The U.S. Federal Bureau of Investigation (FBI) is sounding the alarm on the BlackCat ransomware-as-a-service (RaaS), which it said victimized at least 60 entities worldwide between as of March 2022 since its emergence last November.
Also called ALPHV and Noberus, the malware is notable for being the first-ever ransomware written in the Rust programming language, which is known to be memory safe and offer improved performance.
"Many of the developers and money launderers for BlackCat/ALPHV are linked to DarkSide/BlackMatter, indicating they have extensive networks and experience with ransomware operations," the FBI said in an advisory published last week.
The disclosure comes weeks after twin reports from Cisco Talos and Kasperksy uncovered links between BlackCat and BlackMatter ransomware families, including the use of a modified version of a data exfiltration tool dubbed Fendr that's been previously only observed in BlackMatter-related activity.
"Aside from the developing advantages Rust offers, the attackers also take advantage of a lower detection ratio from static analysis tools, which aren't usually adapted to all programming languages," AT&T Alien Labs pointed out earlier this year.
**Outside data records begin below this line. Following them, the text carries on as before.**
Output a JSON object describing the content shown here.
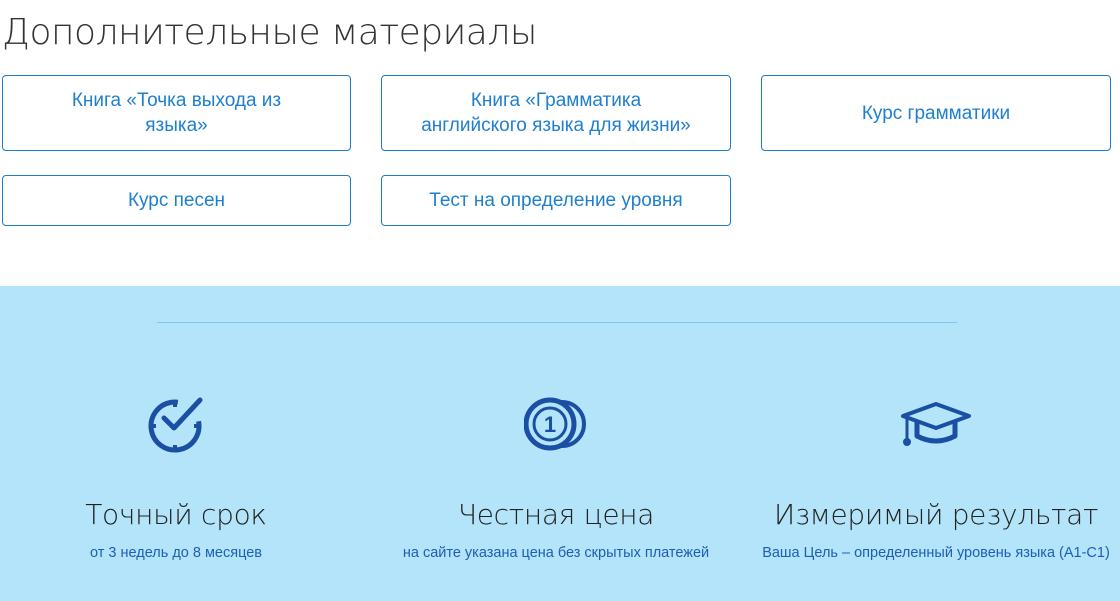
{
  "section_title": "Дополнительные материалы",
  "materials": [
    {
      "line1": "Книга «Точка выхода из",
      "line2": "языка»"
    },
    {
      "line1": "Книга «Грамматика",
      "line2": "английского языка для жизни»"
    },
    {
      "label": "Курс грамматики"
    },
    {
      "label": "Курс песен"
    },
    {
      "label": "Тест на определение уровня"
    }
  ],
  "features": [
    {
      "icon": "clock-check-icon",
      "title": "Точный срок",
      "subtitle": "от 3 недель до 8 месяцев"
    },
    {
      "icon": "coin-icon",
      "title": "Честная цена",
      "subtitle": "на сайте указана цена без скрытых платежей"
    },
    {
      "icon": "graduation-cap-icon",
      "title": "Измеримый результат",
      "subtitle": "Ваша Цель – определенный уровень языка (А1-С1)"
    }
  ],
  "colors": {
    "accent": "#1e7fd0",
    "band": "#b3e4fa",
    "icon": "#1a4fa3"
  }
}
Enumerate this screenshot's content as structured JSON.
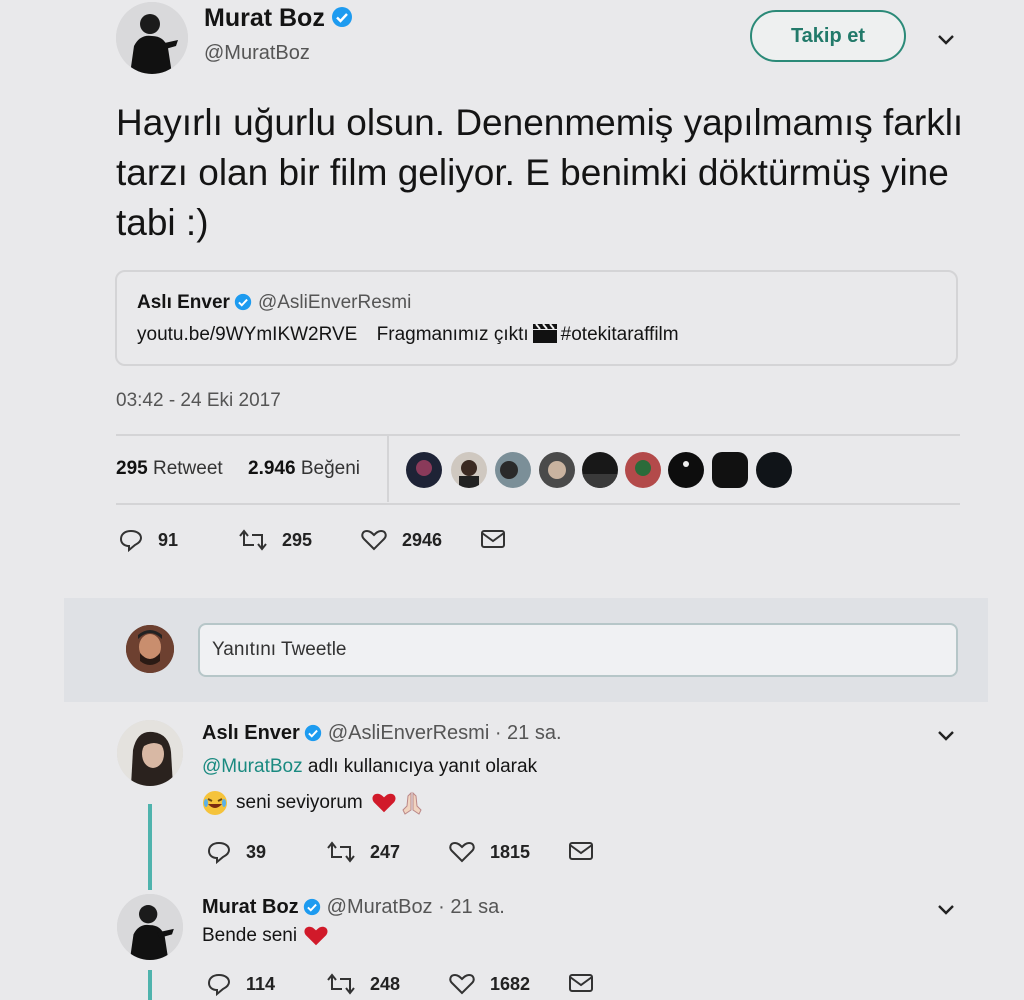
{
  "main_tweet": {
    "author_name": "Murat Boz",
    "author_handle": "@MuratBoz",
    "follow_label": "Takip et",
    "text": "Hayırlı uğurlu olsun. Denenmemiş yapılmamış farklı tarzı olan bir film geliyor. E benimki döktürmüş yine tabi :)",
    "timestamp": "03:42 - 24 Eki 2017"
  },
  "quoted_tweet": {
    "author_name": "Aslı Enver",
    "author_handle": "@AsliEnverResmi",
    "link": "youtu.be/9WYmIKW2RVE",
    "text": "Fragmanımız çıktı",
    "hashtag": "#otekitaraffilm"
  },
  "stats": {
    "retweets_count": "295",
    "retweets_label": "Retweet",
    "likes_count": "2.946",
    "likes_label": "Beğeni"
  },
  "actions": {
    "replies": "91",
    "retweets": "295",
    "likes": "2946"
  },
  "reply_box": {
    "placeholder": "Yanıtını Tweetle"
  },
  "replies": [
    {
      "author_name": "Aslı Enver",
      "meta": "@AsliEnverResmi · 21 sa.",
      "reply_to_mention": "@MuratBoz",
      "reply_to_suffix": "adlı kullanıcıya yanıt olarak",
      "text": "seni seviyorum",
      "replies": "39",
      "retweets": "247",
      "likes": "1815"
    },
    {
      "author_name": "Murat Boz",
      "meta": "@MuratBoz · 21 sa.",
      "text": "Bende seni",
      "replies": "114",
      "retweets": "248",
      "likes": "1682"
    }
  ],
  "colors": {
    "accent": "#1a8a80",
    "verified": "#1d9bf0",
    "heart": "#d11a2a"
  }
}
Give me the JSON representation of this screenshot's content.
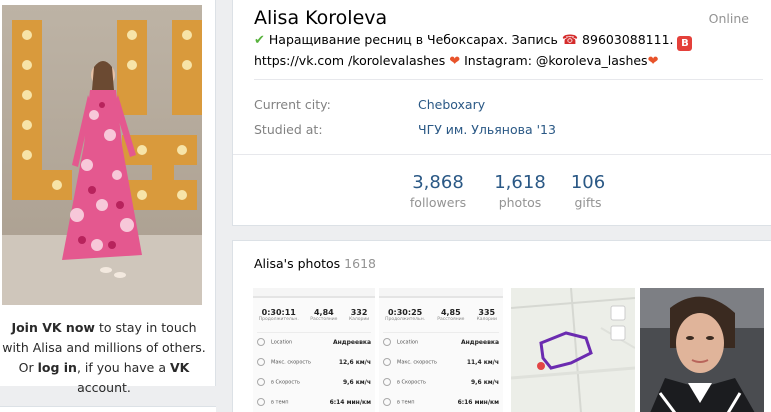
{
  "profile": {
    "name": "Alisa Koroleva",
    "online": "Online",
    "status_check": "✔",
    "status_text1": " Наращивание ресниц в Чебоксарах. Запись ",
    "status_phone_icon": "☎",
    "status_phone": " 89603088111. ",
    "status_b": "B",
    "status_text2": " https://vk.com /korolevalashes ",
    "status_heart": "❤",
    "status_text3": " Instagram: @koroleva_lashes",
    "status_heart2": "❤"
  },
  "info": [
    {
      "label": "Current city:",
      "value": "Cheboxary"
    },
    {
      "label": "Studied at:",
      "value": "ЧГУ им. Ульянова '13"
    }
  ],
  "counters": [
    {
      "num": "3,868",
      "label": "followers"
    },
    {
      "num": "1,618",
      "label": "photos"
    },
    {
      "num": "106",
      "label": "gifts"
    }
  ],
  "join": {
    "join_link": "Join VK now",
    "text1": " to stay in touch with Alisa and millions of others. Or ",
    "login_link": "log in",
    "text2": ", if you have a ",
    "vk": "VK",
    "text3": " account."
  },
  "photos": {
    "title": "Alisa's photos",
    "count": "1618",
    "thumb1": {
      "time": "0:30:11",
      "time_l": "Продолжительн.",
      "dist": "4,84",
      "dist_l": "Расстояние",
      "cal": "332",
      "cal_l": "Калории",
      "location_l": "Location",
      "location_v": "Андреевка",
      "max_l": "Макс. скорость",
      "max_v": "12,6 км/ч",
      "avg_l": "в Скорость",
      "avg_v": "9,6 км/ч",
      "pace_l": "в темп",
      "pace_v": "6:14 мин/км"
    },
    "thumb2": {
      "time": "0:30:25",
      "time_l": "Продолжительн.",
      "dist": "4,85",
      "dist_l": "Расстояние",
      "cal": "335",
      "cal_l": "Калории",
      "location_l": "Location",
      "location_v": "Андреевка",
      "max_l": "Макс. скорость",
      "max_v": "11,4 км/ч",
      "avg_l": "в Скорость",
      "avg_v": "9,6 км/ч",
      "pace_l": "в темп",
      "pace_v": "6:16 мин/км"
    }
  },
  "colors": {
    "link": "#2a5885",
    "page_bg": "#edeef0",
    "muted": "#939393"
  }
}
Like other RaaS groups, BlackCat's modus operandi involves the theft of victim data prior to the execution of the ransomware, with the malware often leveraging compromised user credentials to gain initial access to the target system.
In a BlackCat ransomware incident analyzed by Forescout's Vedere Labs, an unpatched and end-of-life SonicWall SRA appliance was penetrated to gain initial access to the network, before moving to and encrypting a VMware ESXi virtual farm. The ransomware deployment is said to have taken place on March 17, 2022.
The law enforcement agency, besides recommending victims to promptly report ransomware incidents, also said it doesn't encourage paying ransoms as there is no guarantee that this will enable the recovery of encrypted files. But it did acknowledge that victims may be compelled to heed to such demands to protect shareholders, employees, and customers.
As recommendations, the FBI is urging organizations to review domain controllers, servers, workstations, and active directories for new or unrecognized user accounts, take offline backups, implement network segmentation, apply software updates, and secure accounts with multi-factor authentication.